Child-sex attacker can't be deported because his African tribe is 'persecuted'

An African migrant who lured a vulnerable schoolgirl to a house for sex cannot be deported – because he is a member of a  ‘persecuted tribe’.
Jumaa Kater Saleh, 24, was convicted as part of a predatory sex gang for the ‘deliberate, targeted abuse of a young and vulnerable girl’, who was aged 13 at the time.
But he was allowed to remain in  Britain under human rights law because he faced mistreatment if sent back  to Sudan.
Saleh was a member of the Zaghawa tribe, which was subject to widespread persecution
Saleh was a member of the Zaghawa tribe, which was subject to widespread persecution (not pictured here)

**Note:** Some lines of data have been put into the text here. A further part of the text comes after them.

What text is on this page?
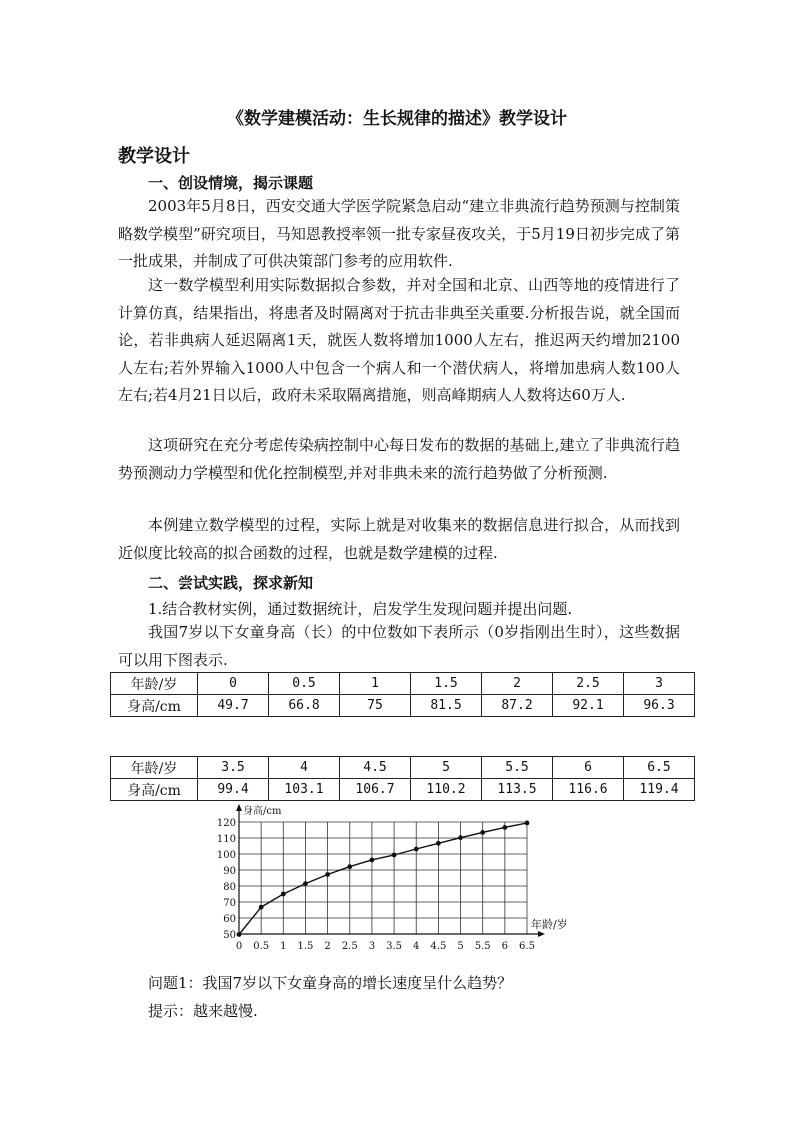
《数学建模活动：生长规律的描述》教学设计
教学设计
一、创设情境，揭示课题
2003年5月8日，西安交通大学医学院紧急启动“建立非典流行趋势预测与控制策略数学模型”研究项目，马知恩教授率领一批专家昼夜攻关，于5月19日初步完成了第一批成果，并制成了可供决策部门参考的应用软件.
这一数学模型利用实际数据拟合参数，并对全国和北京、山西等地的疫情进行了计算仿真，结果指出，将患者及时隔离对于抗击非典至关重要.分析报告说，就全国而论，若非典病人延迟隔离1天，就医人数将增加1000人左右，推迟两天约增加2100人左右;若外界输入1000人中包含一个病人和一个潜伏病人，将增加患病人数100人左右;若4月21日以后，政府未采取隔离措施，则高峰期病人人数将达60万人.
这项研究在充分考虑传染病控制中心每日发布的数据的基础上,建立了非典流行趋势预测动力学模型和优化控制模型,并对非典未来的流行趋势做了分析预测.
本例建立数学模型的过程，实际上就是对收集来的数据信息进行拟合，从而找到近似度比较高的拟合函数的过程，也就是数学建模的过程.
二、尝试实践，探求新知
1.结合教材实例，通过数据统计，启发学生发现问题并提出问题.
我国7岁以下女童身高（长）的中位数如下表所示（0岁指刚出生时），这些数据可以用下图表示.
年龄/岁	0	0.5	1	1.5	2	2.5	3
身高/cm	49.7	66.8	75	81.5	87.2	92.1	96.3
年龄/岁	3.5	4	4.5	5	5.5	6	6.5
身高/cm	99.4	103.1	106.7	110.2	113.5	116.6	119.4
0 0.5 1 1.5 2 2.5 3 3.5 4 4.5 5 5.5 6 6.5
50
60
70
80
90
100
110
120
身高/cm
年龄/岁
问题1：我国7岁以下女童身高的增长速度呈什么趋势？
提示：越来越慢.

He claimed he was a member of the  Zaghawa tribe, which has been persecuted by government forces and Arab tribe militia.
And it has been ruled he can stay indefinitely, unless a court decides the ‘threat’ diminishes and it is safe for him to return to Africa.
 

Details of the case emerged as Saleh went to court to demand compensation from the Government for locking him up. He claimed he was unlawfully detained following his prison sentence, when he was kept behind bars to protect the public.
But the judge rejected his claim  saying he had posed a ‘substantial’ risk to the public and keeping him locked up was necessary.
Rejecting claim: Deputy High Court judge Philip Mott QC
Rejecting claim: Deputy High Court judge Philip Mott QC
The decision to allow Saleh to stay sparked outrage.
Tory MP Peter Bone said: ‘I take the very simple view that if someone comes to this country and then breaks the law then he should be sent back to where he comes from.
'Any arguments about his human rights disappear when he has violated, violently, the rights of a young girl.’
Saleh arrived in the UK in November 2004 hidden in the back of a lorry.
In January 2005 he claimed asylum but this was rejected.
However, because he was under 18, he was allowed to remain until he reached adulthood in October 2006.
He was still in the country in May 2007, when arrested and charged with the sex offences. In February 2008, he was convicted of two charges of sexual activity with a 13-year-old girl.
He was in a group of five immigrants who lured schoolgirls – including three aged 13 and one aged 14 – to a house for sex.
The judge at the trial had remarked that all three girls were ‘clearly disturbed and vulnerable, far from mature for their years and had been targeted by the group’. Saleh was jailed for four years on the basis that the offences were planned and that he knew the girl’s age. The judge also recommended him for deportation.
However, at the end of his sentence immigration officials deemed that he should not be released as they tried to deport him ‘for the public good’.
He was let out in May 2011 after it was decided that he would face persecution if returned to Sudan, under protection against ‘inhuman and degrading treatment’ and risk to life. He now lives in Leicester.
Ruling against him yesterday, deputy High Court judge Philip Mott QC said he had not been unlawfully detained.
The judge, sitting at the High Court in London, accepted that Saleh was a member of the Zaghawa and so it was ‘not possible’ to return him to Sudan.

Jumaa Kater Saleh, 24, who arrived in the UK in November 2004 hidden in a lorry, cannot be deported because he is part of a 'persecuted tribe' in Sudan
Jumaa Kater Saleh, 24, who arrived in the UK in November 2004 hidden in a lorry, cannot be deported because he is part of a 'persecuted tribe' in Sudan
But he ruled there was no evidence of Saleh being held unlawfully or unreasonably at any time and his case failed ‘on all grounds’.
The judge said: ‘It was deliberate, targeted abuse of a young and vulnerable girl. The risk that the claimant, in his early-20s, would commit a further sexual offence if released … had to be considered as substantial.’
A UK Border Agency spokesman said: ‘We believe those who break our laws should be returned home and are extremely disappointed with the court’s decision.
‘We did not believe that this  individual needed or deserved refuge in this country.’

100,000 REFUGEES OF CONFLICT

More than 100,000 members of the Zaghawa tribe have been made refugees following the conflict in the Darfur region of Sudan.

The semi-nomadic people live in large swathes of the desert and plains of Chad and Sudan where they herd cattle, camels, sheep and harvest wild grains.

The tribe converted to Islam en masse in the 1940s following their exposure to passing Muslim missionaries from West Africa who were travelling to Mecca.

They have become known for their religious piety and are still very superstitious, with a strong belief in the ‘evil eye’.

Most Zaghawa villages also contain mosques, which are used for prayer. But despite being Muslim, they were deemed ‘African’ by ‘Arab’ tribal militia who along with the Sudanese Government forces targeted them during the Darfur crisis in 2003.

Rebel forces recruited child soldiers from the Zaghawa and thousands were forced to flee to neighbouring Chad or moved to UN refugee camps on the border.